The Wall of Names honors those who have died (with some controversial inclusions and exclusions), Isivivane is a sacred space consecrated by nearly every major religion you can think of, and //hapo is a (in my opinion impressively well-done) museum that recounts the billions-of-years-old history of South Africa. 

Then we set off through the township of Alexandra, which is considered one of the poorest areas of South Africa and was a labyrinth of brick and sheet metal buildings congested with rush hour foot traffic and speckled with side-of-the-road shops. Then, as we crossed a hectic highway intersection, we entered Sandton, which is comparatively one of the most affluent suburbs in the continent of Africa, and where many of the Alexandra residents go to work. The difference was startling and stark, and a visible testament to South Africa’s status as the country with the highest wealth inequality in the world. 

After a bite to eat at Sandton City Mall, we had a very sleepy car ride back to the guesthouse where Rosa and I valiantly defeated our opponents at our first game in the Global 500 tournament, which was a very satisfying end to the evening. 


The final day in my blog period began with going on a run, on purpose, which is certainly a first for me. I can proudly say that I made it 2 miles before sitting down and wheezing, so it’s a win in my book. Afterwards, we headed to Siyakhana Food Gardens, which is an urban food initiative farm that services the local community with fresh, nutritious produce. We learned a lot about farming in an urban environment, supporting the community, and how farming is an art of constant learning. 
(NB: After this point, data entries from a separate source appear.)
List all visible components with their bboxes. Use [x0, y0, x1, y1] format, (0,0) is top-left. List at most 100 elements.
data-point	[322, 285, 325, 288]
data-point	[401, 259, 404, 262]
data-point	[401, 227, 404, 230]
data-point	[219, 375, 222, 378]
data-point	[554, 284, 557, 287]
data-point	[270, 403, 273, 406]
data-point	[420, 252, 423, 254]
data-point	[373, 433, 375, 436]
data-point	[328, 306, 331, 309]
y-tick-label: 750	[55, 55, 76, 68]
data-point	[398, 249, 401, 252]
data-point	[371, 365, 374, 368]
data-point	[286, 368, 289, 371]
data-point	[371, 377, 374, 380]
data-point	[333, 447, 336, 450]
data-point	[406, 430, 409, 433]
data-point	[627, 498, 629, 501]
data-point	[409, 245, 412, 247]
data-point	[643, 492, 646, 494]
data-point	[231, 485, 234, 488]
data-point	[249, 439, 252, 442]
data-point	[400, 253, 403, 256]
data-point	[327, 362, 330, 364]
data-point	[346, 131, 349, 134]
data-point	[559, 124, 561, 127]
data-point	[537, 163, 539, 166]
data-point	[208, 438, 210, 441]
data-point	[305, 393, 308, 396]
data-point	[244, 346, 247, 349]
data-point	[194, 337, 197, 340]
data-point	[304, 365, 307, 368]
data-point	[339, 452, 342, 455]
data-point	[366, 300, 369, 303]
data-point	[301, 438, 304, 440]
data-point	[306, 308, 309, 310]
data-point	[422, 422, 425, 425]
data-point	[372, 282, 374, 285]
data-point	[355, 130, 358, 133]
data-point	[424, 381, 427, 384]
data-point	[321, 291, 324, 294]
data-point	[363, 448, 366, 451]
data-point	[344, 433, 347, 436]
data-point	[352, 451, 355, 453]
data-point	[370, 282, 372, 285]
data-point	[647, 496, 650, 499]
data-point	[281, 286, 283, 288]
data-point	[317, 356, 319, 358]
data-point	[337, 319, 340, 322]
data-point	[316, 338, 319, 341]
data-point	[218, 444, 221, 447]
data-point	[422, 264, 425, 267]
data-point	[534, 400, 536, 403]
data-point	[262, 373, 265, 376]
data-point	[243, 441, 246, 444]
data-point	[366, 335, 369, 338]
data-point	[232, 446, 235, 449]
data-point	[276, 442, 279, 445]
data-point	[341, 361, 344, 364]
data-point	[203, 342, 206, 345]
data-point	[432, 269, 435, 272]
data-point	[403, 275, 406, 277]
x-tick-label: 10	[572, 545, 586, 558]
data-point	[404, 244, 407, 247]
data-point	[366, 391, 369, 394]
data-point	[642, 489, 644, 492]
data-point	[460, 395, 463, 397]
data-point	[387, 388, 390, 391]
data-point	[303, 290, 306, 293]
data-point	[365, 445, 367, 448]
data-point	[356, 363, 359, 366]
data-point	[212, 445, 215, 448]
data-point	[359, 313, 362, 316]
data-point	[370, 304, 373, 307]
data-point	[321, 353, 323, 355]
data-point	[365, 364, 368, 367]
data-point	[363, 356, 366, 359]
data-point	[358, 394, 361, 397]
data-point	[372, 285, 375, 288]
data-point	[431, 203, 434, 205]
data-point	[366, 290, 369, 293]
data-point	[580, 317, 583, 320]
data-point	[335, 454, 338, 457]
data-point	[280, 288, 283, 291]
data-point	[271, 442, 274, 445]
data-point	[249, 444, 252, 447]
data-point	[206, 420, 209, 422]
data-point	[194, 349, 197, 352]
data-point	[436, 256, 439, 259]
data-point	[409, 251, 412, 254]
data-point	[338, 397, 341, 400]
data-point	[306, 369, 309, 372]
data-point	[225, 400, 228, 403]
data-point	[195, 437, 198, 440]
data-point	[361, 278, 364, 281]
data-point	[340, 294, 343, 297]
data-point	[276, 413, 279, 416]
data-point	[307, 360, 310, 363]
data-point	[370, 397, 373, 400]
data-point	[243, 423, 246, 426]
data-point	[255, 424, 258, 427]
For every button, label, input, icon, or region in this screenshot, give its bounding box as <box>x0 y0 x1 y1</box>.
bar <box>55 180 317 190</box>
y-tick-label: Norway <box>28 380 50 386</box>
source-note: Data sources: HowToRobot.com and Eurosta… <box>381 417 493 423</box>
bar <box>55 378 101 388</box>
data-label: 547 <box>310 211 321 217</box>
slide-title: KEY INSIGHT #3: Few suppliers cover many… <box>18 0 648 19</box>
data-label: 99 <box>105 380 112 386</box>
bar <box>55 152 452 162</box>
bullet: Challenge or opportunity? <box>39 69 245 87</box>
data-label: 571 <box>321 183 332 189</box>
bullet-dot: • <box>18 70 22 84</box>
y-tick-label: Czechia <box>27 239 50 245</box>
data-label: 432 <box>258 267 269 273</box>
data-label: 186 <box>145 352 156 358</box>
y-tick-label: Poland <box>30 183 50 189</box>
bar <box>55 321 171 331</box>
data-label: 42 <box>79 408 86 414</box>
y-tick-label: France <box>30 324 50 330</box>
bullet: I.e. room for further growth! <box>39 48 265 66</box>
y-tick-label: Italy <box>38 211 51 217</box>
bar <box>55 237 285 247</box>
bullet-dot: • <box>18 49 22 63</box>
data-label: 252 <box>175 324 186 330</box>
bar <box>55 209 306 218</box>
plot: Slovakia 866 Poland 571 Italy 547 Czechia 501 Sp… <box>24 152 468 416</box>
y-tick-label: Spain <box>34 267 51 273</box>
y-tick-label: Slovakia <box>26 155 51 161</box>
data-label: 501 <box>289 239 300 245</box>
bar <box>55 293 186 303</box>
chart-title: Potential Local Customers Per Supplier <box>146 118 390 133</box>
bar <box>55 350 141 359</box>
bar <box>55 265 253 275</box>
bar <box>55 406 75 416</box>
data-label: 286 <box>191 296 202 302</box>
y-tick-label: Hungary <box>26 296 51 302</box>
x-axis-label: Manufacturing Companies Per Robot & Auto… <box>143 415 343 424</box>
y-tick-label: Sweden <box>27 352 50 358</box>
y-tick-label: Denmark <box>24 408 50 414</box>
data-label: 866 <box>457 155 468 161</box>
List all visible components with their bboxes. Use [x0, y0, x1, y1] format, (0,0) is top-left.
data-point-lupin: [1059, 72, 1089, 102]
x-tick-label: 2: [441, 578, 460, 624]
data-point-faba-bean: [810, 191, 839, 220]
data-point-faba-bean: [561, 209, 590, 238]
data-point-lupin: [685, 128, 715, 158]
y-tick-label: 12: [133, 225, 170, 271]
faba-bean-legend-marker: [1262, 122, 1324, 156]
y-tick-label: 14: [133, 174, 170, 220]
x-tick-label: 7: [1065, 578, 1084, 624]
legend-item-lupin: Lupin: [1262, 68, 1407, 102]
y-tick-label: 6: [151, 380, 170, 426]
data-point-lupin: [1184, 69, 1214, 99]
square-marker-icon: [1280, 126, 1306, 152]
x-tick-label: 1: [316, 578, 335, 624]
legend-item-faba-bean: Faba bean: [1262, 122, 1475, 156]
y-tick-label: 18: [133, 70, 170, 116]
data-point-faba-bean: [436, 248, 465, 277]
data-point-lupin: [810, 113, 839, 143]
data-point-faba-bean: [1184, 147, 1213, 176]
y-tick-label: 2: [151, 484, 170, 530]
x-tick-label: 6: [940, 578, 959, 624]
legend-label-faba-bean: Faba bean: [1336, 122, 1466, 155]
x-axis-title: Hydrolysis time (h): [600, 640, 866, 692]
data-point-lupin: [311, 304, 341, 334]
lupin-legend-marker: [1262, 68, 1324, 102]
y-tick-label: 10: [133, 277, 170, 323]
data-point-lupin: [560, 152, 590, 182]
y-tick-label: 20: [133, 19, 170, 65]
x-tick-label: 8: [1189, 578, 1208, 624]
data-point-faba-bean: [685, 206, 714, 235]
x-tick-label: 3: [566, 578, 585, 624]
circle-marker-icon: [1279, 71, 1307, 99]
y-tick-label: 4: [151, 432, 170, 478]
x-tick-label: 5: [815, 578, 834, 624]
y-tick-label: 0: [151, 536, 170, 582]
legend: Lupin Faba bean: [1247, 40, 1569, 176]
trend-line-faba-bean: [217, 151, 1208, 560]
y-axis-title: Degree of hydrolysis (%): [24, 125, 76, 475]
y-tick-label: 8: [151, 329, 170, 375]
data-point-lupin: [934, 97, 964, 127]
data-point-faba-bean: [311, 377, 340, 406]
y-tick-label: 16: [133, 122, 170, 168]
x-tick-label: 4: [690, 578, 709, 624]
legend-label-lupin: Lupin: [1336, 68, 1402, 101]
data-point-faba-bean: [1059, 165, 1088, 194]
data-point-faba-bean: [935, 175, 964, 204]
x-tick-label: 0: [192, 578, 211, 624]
In the afternoon, we had a guest lecture from long-time activist Dale McKinley, who gave us a compelling and informative introduction to the political economy of post-Apartheid South Africa. He explained the complex history and systemic presence of Apartheid both in South African history and today, and the further complexities its continued legacy leaves on the country and the world. I appreciated his perspective and the issues that he highlighted, since it serves as a reminder that even if Apartheid (or Jim Crow) has been dismantled officially, that doesn’t automatically relieve the lingering consequences of the system.


But that’s a wrap for my leg of this journey! Thanks for bearing with this eventful week, it was definitely one of realization, reflection, and remembrance. Next we look forward to our departure for Namibia on Sunday (although it is a shame to say totsiens to South Africa). 

Xoxo!

Grace


Comments

One response to “Sawubona South Africa! 🇿🇦”

  1. hannah a

    YEAH GRACE WAY TO GET OUT THERE (running on purpose is crazy tbh) it sounds like you are having an excellent semester!! i wish i could have joined you 🙁 keep having fun!!